Conseil de pro : Renouvelez la cartouche selon la fréquence recommandée par Pureva : une cartouche usée perd progressivement son efficacité sur les polluants les plus fins comme les PFAS.

Quelles mesures le gouvernement a-t-il prises contre les PFAS ?
Le gouvernement français a structuré sa réponse autour du plan interministériel adopté début 2024, qui mobilise plusieurs ministères et autorités sanitaires autour d’objectifs communs : surveiller, informer et réduire les sources de contamination. La loi du 27 février 2025 a franchi une étape supplémentaire en rendant obligatoire la publication d’une carte nationale et en renforçant les obligations des distributeurs d’eau.
Sur le terrain, les ARS organisent les prélèvements dans chaque réseau, transmettent les résultats à SISE-Eaux et peuvent déclencher des restrictions d’usage lorsqu’un dépassement est constaté. Le BRGM assure la mise en ligne et la mise à jour de l’outil cartographique. Les industriels classés ICPE sont tenus de déclarer leurs rejets aqueux via l’application GIDAF, ce qui permet d’identifier les sites émetteurs et de croiser les données avec la qualité des eaux en aval.
La surveillance des eaux souterraines remonte à 2016 pour certains paramètres, mais la couverture complète des réseaux de distribution reste un chantier ouvert. La qualité de l’eau en France dépend aussi de la réduction des sources industrielles de PFAS, un levier que le plan interministériel cherche à activer via des contrôles renforcés des ICPE.
Que faire concrètement pour protéger votre consommation d’eau ?
La première étape est de vérifier le statut de votre réseau sur la carte BRGM ou sur Dans Mon Eau en entrant le nom de votre commune. Si votre UDI est conforme et dispose d’une analyse récente, l’eau du robinet reste consommable sans restriction. Si la dernière analyse date de plus de six mois ou si votre commune apparaît en zone grise, la prudence s’impose.

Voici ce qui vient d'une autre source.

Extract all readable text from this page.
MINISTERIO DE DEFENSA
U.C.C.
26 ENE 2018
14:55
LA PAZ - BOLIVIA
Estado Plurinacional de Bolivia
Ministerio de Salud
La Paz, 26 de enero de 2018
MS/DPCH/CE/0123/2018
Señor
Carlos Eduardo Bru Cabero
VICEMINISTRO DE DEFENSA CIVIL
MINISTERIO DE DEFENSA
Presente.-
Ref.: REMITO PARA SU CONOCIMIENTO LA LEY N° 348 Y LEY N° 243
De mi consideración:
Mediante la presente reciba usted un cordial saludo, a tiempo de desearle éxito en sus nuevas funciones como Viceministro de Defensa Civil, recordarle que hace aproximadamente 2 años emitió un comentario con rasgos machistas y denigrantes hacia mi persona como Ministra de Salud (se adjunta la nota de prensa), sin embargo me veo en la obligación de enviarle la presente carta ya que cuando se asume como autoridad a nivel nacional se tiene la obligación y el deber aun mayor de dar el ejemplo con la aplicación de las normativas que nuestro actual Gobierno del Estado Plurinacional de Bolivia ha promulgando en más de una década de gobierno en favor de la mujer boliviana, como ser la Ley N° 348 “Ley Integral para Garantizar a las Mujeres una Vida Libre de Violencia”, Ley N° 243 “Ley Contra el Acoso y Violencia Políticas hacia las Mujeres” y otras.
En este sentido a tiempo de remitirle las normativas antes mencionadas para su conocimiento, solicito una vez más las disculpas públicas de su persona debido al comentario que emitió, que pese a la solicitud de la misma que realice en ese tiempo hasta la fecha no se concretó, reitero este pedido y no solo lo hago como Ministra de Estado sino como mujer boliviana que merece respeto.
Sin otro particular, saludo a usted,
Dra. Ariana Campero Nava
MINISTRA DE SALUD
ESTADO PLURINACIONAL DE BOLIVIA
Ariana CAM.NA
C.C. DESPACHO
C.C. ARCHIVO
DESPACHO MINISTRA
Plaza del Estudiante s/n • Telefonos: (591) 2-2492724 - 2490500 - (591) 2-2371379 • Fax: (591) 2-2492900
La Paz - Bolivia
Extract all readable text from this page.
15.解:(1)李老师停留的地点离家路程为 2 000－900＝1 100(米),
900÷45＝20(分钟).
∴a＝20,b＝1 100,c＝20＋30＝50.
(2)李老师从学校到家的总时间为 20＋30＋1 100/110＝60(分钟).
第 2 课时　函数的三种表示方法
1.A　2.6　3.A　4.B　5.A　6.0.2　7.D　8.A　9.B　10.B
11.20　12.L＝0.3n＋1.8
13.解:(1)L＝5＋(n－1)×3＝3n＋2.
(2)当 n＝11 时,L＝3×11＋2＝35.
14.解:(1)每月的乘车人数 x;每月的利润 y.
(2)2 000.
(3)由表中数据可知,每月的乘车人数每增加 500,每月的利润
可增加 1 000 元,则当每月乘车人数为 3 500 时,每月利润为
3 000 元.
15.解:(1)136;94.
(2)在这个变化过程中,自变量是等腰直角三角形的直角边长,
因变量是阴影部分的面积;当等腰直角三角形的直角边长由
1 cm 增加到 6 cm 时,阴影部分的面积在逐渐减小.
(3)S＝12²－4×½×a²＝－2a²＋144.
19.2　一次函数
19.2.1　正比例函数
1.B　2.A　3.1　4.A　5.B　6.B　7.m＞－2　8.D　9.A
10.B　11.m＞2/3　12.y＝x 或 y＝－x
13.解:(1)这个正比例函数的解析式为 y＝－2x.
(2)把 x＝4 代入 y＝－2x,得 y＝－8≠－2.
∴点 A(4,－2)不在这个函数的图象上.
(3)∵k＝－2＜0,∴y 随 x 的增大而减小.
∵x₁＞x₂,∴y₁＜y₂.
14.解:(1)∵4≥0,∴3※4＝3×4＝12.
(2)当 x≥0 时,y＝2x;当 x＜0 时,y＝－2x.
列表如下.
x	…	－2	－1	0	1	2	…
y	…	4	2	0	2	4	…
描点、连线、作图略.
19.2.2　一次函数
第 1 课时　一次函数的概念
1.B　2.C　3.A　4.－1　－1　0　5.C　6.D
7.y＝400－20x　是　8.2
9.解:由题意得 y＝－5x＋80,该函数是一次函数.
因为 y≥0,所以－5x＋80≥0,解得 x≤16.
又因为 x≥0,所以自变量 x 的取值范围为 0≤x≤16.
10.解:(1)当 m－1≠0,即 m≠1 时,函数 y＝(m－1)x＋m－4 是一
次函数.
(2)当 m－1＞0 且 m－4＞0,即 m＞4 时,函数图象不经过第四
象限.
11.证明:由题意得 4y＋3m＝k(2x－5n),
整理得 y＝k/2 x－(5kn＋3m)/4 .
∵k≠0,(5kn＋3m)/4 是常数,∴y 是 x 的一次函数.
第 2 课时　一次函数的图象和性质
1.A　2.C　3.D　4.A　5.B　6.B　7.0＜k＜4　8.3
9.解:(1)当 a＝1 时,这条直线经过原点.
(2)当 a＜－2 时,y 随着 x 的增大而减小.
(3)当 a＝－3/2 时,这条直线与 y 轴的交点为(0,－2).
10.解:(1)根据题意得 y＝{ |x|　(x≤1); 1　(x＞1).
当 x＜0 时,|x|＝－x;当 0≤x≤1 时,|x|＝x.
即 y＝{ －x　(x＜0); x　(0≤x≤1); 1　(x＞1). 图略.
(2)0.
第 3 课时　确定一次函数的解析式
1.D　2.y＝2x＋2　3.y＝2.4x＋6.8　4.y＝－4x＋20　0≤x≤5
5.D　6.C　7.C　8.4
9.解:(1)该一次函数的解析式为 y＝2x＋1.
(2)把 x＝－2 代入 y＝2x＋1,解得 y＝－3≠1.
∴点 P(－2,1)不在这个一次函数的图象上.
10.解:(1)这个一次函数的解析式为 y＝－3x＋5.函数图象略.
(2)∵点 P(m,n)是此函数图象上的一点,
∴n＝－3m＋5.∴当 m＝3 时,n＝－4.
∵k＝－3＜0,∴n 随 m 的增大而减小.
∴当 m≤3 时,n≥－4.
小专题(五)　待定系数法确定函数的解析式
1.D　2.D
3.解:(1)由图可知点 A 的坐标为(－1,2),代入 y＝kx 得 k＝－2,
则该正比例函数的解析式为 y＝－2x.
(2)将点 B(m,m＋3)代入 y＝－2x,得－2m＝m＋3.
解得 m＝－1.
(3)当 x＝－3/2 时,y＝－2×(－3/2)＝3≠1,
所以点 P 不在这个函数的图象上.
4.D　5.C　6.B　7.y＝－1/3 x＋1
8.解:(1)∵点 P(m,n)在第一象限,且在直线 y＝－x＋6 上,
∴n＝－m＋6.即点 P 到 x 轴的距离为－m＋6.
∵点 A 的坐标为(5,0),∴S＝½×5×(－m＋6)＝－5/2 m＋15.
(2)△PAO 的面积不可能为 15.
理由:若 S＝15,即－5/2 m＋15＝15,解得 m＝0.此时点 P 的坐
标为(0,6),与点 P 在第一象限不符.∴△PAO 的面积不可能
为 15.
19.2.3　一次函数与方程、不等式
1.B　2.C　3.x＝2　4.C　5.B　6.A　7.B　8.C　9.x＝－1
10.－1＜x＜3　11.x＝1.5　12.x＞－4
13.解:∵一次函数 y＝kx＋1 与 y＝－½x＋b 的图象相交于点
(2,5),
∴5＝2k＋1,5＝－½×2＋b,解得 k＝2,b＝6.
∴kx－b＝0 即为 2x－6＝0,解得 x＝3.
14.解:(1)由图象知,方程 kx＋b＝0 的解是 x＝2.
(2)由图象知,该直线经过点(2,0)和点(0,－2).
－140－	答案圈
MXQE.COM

Pour les réseaux en dépassement avéré, les ARS peuvent émettre des recommandations temporaires (ne pas utiliser l’eau pour la boisson ou la préparation des repas). Dans ce cas, la filtration domestique à membrane fine ou l’eau en bouteille constituent des alternatives, même si l’eau en bouteille présente ses propres limites en termes de microplastiques et d’impact environnemental. L’alimentation solide reste par ailleurs la principale voie d’exposition aux PFAS, mais maîtriser la qualité de l’eau potable reste un levier directement accessible.
Quelques réflexes utiles :
- Consultez la carte au moins une fois par an, les données étant mises à jour régulièrement.
- En cas de doute, contactez votre ARS régionale ou votre distributeur d’eau pour obtenir les résultats les plus récents.
- Évitez de chauffer l’eau dans des contenants en plastique, qui peuvent libérer d’autres polluants.
- Si vous utilisez un filtre domestique, respectez scrupuleusement les intervalles de remplacement des cartouches.
Comment la contamination aux PFAS a-t-elle évolué en France ?
Les PFAS sont présents dans l’environnement français depuis les années 1950, introduits massivement par l’industrie textile, l’agroalimentaire, les mousses anti-incendie et les revêtements antiadhésifs. Leur persistance dans les sols et les nappes phréatiques leur a valu le surnom de « polluants éternels » : ils ne se dégradent pas naturellement et s’accumulent dans les organismes vivants.

La surveillance systématique dans l’eau potable est récente. La directive européenne de décembre 2020 a été le premier texte à imposer une liste de 20 PFAS à surveiller avec un seuil contraignant. La France a transposé cette directive en décembre 2022, et les premières analyses obligatoires ont débuté au 1er janvier 2026. Avant cette date, les données disponibles étaient fragmentaires et non comparables d’une région à l’autre.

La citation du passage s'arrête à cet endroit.